Unfortunately, many of these cases may no longer benefit from the CFA success fee and ATE insurance premium recoverability rules, which are due to expire on the 1st April 2015. At TheJudge we are working with a number of IPs and insolvency lawyers to obtain sign-off from ATE Insurers at an earlier stage than insurers would usually prefer, in a bid to ensure as many of the pipeline cases can benefit before the rules change.

The Insolvency 2020 manifesto sets out the insolvency reforms that the R3 would like to see all political parties to commit to.

A better deal for small businesses

Taking small businesses’ and taxpayers’ money back from rogue directors.

R3 say that Small businesses and HMRC will lose millions of pounds a year from April 2015 unless changes are made to the 2012 Legal Aid, Sentencing and Punishment of Offenders Act (LASPO).

“Government can stop rogue directors from keeping money that is owed to small businesses and HMRC by providing insolvency litigation with a permanent exemption from the 2012 LASPO Act.”

This comes after a recent statement from MP Shailesh Vara in response to a question from Shadow Justice Minister, Andy Slaughter, to the effect that the exemption will end in 2015 and that the government are relying on their existing impact assessment . Frances Coulson, insolvency lawyer and Managing Partner of Moon Beaver, states that the government should not rely on the impact assessment from April 2011. Coulson says “there is a glaring omission in their impact assessments in relation to insolvency litigation and no follow up impact assessment on the intention to take positive steps to remove the current insolvency exemption”. Coulson then goes on to say that the Walton Report commissioned by R3 is the only report that assesses the impact of recoverable ATE premiums and CFA success fees . As such there still seems to be some ambiguity as to whether the exemption will be revoked.

Greater engagement from government departments in creditor committees.

R3 believe this would help return more money to the taxpayer and should help other ‘unsecured creditors’ (such as small businesses) get a better outcome from an insolvency.

A better deal for the taxpayer

Resolving the conflict between employment and insolvency law in collective redundancies.
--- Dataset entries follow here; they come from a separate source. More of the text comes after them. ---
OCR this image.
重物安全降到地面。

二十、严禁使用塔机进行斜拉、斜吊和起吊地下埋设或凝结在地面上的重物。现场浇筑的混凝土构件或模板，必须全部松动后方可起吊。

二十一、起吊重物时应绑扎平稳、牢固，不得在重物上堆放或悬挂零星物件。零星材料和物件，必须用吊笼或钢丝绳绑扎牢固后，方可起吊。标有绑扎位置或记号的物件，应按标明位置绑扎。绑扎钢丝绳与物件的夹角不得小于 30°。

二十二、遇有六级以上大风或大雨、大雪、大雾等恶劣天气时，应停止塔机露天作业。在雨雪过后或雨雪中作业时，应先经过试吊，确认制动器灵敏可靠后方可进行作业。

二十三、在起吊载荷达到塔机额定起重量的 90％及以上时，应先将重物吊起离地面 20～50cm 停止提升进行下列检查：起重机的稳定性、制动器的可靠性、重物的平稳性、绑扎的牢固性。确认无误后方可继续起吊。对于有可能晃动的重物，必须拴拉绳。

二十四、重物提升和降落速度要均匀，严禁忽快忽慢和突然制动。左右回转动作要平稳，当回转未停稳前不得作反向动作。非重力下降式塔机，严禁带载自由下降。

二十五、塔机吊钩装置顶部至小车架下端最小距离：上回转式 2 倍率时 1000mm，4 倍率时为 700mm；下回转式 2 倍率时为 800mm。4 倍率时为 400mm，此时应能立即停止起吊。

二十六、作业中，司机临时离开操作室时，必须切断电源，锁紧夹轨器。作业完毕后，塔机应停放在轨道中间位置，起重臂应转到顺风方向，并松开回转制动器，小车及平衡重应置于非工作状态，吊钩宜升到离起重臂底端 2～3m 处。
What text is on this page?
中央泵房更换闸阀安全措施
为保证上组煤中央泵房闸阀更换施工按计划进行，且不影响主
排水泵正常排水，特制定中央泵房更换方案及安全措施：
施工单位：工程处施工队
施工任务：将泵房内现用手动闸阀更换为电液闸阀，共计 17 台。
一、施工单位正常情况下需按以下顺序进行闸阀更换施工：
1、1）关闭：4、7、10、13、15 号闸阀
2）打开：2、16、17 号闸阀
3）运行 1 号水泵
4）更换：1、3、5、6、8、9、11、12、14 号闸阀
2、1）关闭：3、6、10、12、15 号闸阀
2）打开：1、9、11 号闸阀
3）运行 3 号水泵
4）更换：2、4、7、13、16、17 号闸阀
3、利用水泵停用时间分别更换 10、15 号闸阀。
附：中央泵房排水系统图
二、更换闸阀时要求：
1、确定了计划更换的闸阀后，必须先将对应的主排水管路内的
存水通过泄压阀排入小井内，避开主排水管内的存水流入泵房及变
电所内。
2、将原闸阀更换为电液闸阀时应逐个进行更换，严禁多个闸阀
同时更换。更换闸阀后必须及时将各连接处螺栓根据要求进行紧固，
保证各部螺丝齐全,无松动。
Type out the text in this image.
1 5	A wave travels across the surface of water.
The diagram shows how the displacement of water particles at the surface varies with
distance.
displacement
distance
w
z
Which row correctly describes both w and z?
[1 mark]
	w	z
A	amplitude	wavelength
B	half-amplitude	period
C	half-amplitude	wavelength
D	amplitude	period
R3 has proposed changes to the consultation process that would help resolve the conflict between insolvency and employment law, and urges the government to take steps to resolve the issue.

Greater engagement from government departments in insolvency cases
Personal insolvency solutions fit for 21st century personal debt

A full review of the personal insolvency regime. As part of that review, R3 would like to see specific changes including an increase to the creditors’ bankruptcy petition threshold and updated entry requirements for Debt Relief Orders and bankruptcy.